While keeping up with the team’s expectations is wise whenever you can, everyone has their own extenuating circumstances. If you are simultaneously (and unexpectedly) “home schooling,” let the team know that your hours might be flexible so you can attend to childcare demands as needed. If you can’t be part of a team meeting, make sure to follow up to find out what you need to know and then act on the projects that are assigned to you. Keeping your team in the loop for what is the best way to reach you and the general hours you are working puts everyone at ease.

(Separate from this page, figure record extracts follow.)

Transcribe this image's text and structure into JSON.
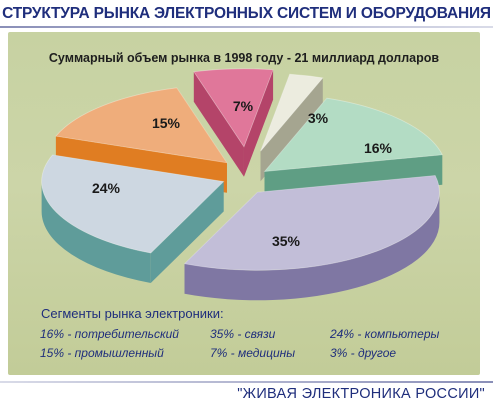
{
  "header": {
    "title": "СТРУКТУРА РЫНКА ЭЛЕКТРОННЫХ СИСТЕМ И ОБОРУДОВАНИЯ"
  },
  "footer": {
    "text": "\"ЖИВАЯ ЭЛЕКТРОНИКА РОССИИ\""
  },
  "legend": {
    "title": "Сегменты рынка электроники:",
    "items": [
      "16% - потребительский",
      "35% - связи",
      "24% - компьютеры",
      "15% - промышленный",
      "7% - медицины",
      "3% - другое"
    ]
  },
  "colors": {
    "panel": "#c7d2a2",
    "text_blue": "#1f2e7c"
  },
  "chart_data": {
    "type": "pie",
    "subtitle": "Суммарный объем рынка в 1998 году - 21 миллиард долларов",
    "style": "3d-exploded",
    "slices": [
      {
        "label": "16%",
        "value": 16,
        "legend": "потребительский",
        "color": "#b3dcc4",
        "side": "#5f9e84"
      },
      {
        "label": "35%",
        "value": 35,
        "legend": "связи",
        "color": "#c2bed8",
        "side": "#7f77a3"
      },
      {
        "label": "24%",
        "value": 24,
        "legend": "компьютеры",
        "color": "#cdd7e1",
        "side": "#5f9c9a"
      },
      {
        "label": "15%",
        "value": 15,
        "legend": "промышленный",
        "color": "#efad7b",
        "side": "#e07d22"
      },
      {
        "label": "7%",
        "value": 7,
        "legend": "медицины",
        "color": "#e0779a",
        "side": "#b44469"
      },
      {
        "label": "3%",
        "value": 3,
        "legend": "другое",
        "color": "#ececdf",
        "side": "#a5a590"
      }
    ]
  }
}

- Make a plan with your family.
If you have kids and/or a partner who is also working at home, recognize that quarters can get tight. It at all possible, commandeer a computer or laptop that’s just for you, rather than sharing with kids who are trying to do remote schooling. (If you need tech support from your employer, make sure to ask. Many can accommodate requests, even if you don’t have a regularly issued work laptop.) If you have smaller kids who need extensive attention, make a plan with your partner to swap care duties. It might mean getting up extra early or working later in the evening, but everyone should have the ability to do uninterrupted work. And, consider this permission not to skimp on screen time. Desperate times call for desperate measures, and this qualifies. So if you need to lower your standards in order to preserve your work time—and your sanity—it’s perfectly all right. Balance it with some focused “together time,” and everyone will be fine.

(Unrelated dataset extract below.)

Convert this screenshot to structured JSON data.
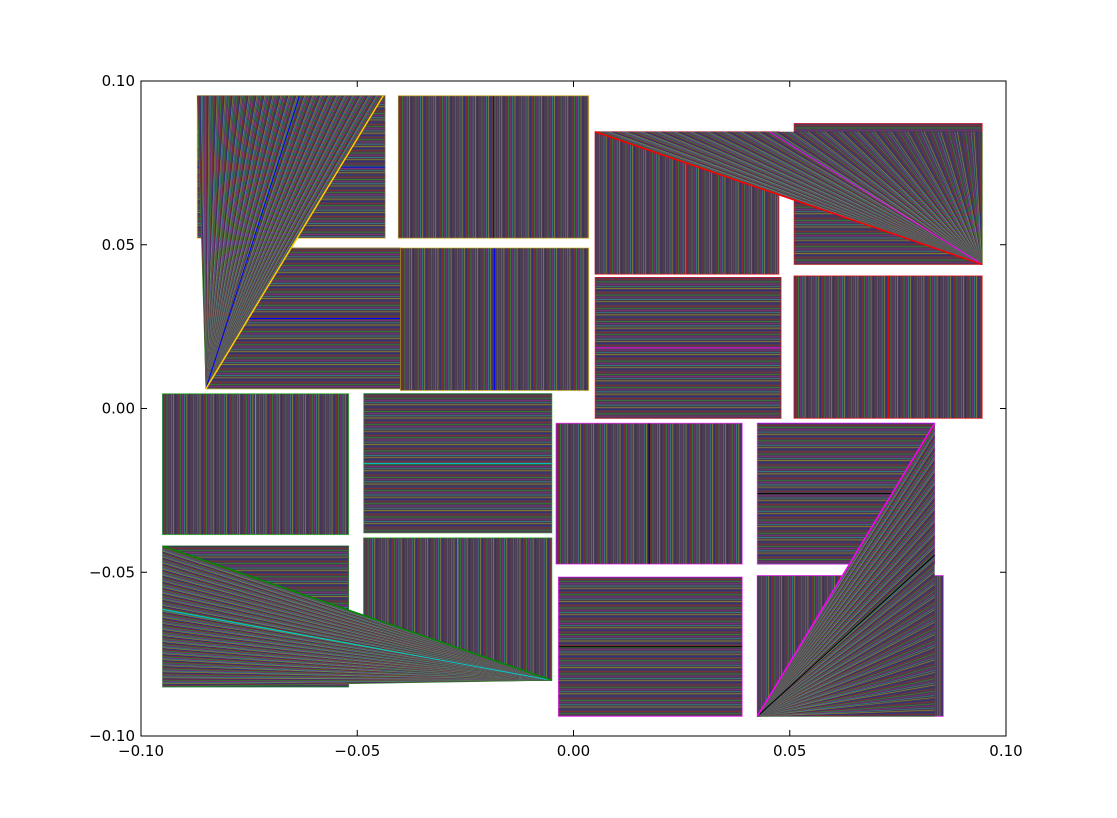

If your kids are older, create a system to help keep interruptions to a minimum. That might mean creating a signal, such as a closed door, that means “Only bother me for an emergency.” (And then, we will add, define “emergency.” Someone stealing someone else’s snack probably doesn’t rank.)
- Develop a routine.
Everyone benefits from a routine, and currently everyone’s routines have been upset. So now’s the time to create some artificial structure for the day. Get up at the time you normally do (unless you need to get up earlier for focused work) and then set the rest of your family up with a schedule. For older kids that might include chores, schoolwork, reading time, exercise and free time. For younger kids, you might suggest they look at books or do puzzles, then organize an art project, preferably something they can do on their own.
The good news is that there is a plethora of options for online activities these days since virtually everyone is housebound. Check out these suggestions for virtual field trips and find out how you can access eBooks from your local library. One way to spread cheer would be to make cards you could send to a local nursing home, where residents might be feeling lonelier than usual without any visitors.
And, make time to exercise, even if it’s just a simple walk around the block.
- Find a way to socialize.
If you’re not used to working at home, it can feel isolating. Make sure to combat that by being in touch with office colleagues with your company chat or email and reach out to friends via text or social media. Remember that everyone is likely feeling the same way, so they will appreciate the overture. Try a video call with a loved one who can’t get out or make time to talk on the phone.
- Don’t neglect self-care.
Finally, remember to “check in with yourself” to see how you’re feeling. It’s easy to be anxious these days, especially with so many unknowns, and when you feel like even the “knowns” are all pretty scary. So, limit news consumption and find some fun videos or stream a favorite movie to distract and relax when your work is done.
Tomorrow is a new day, and every day the “new normal” will start to feel a little more familiar and manageable.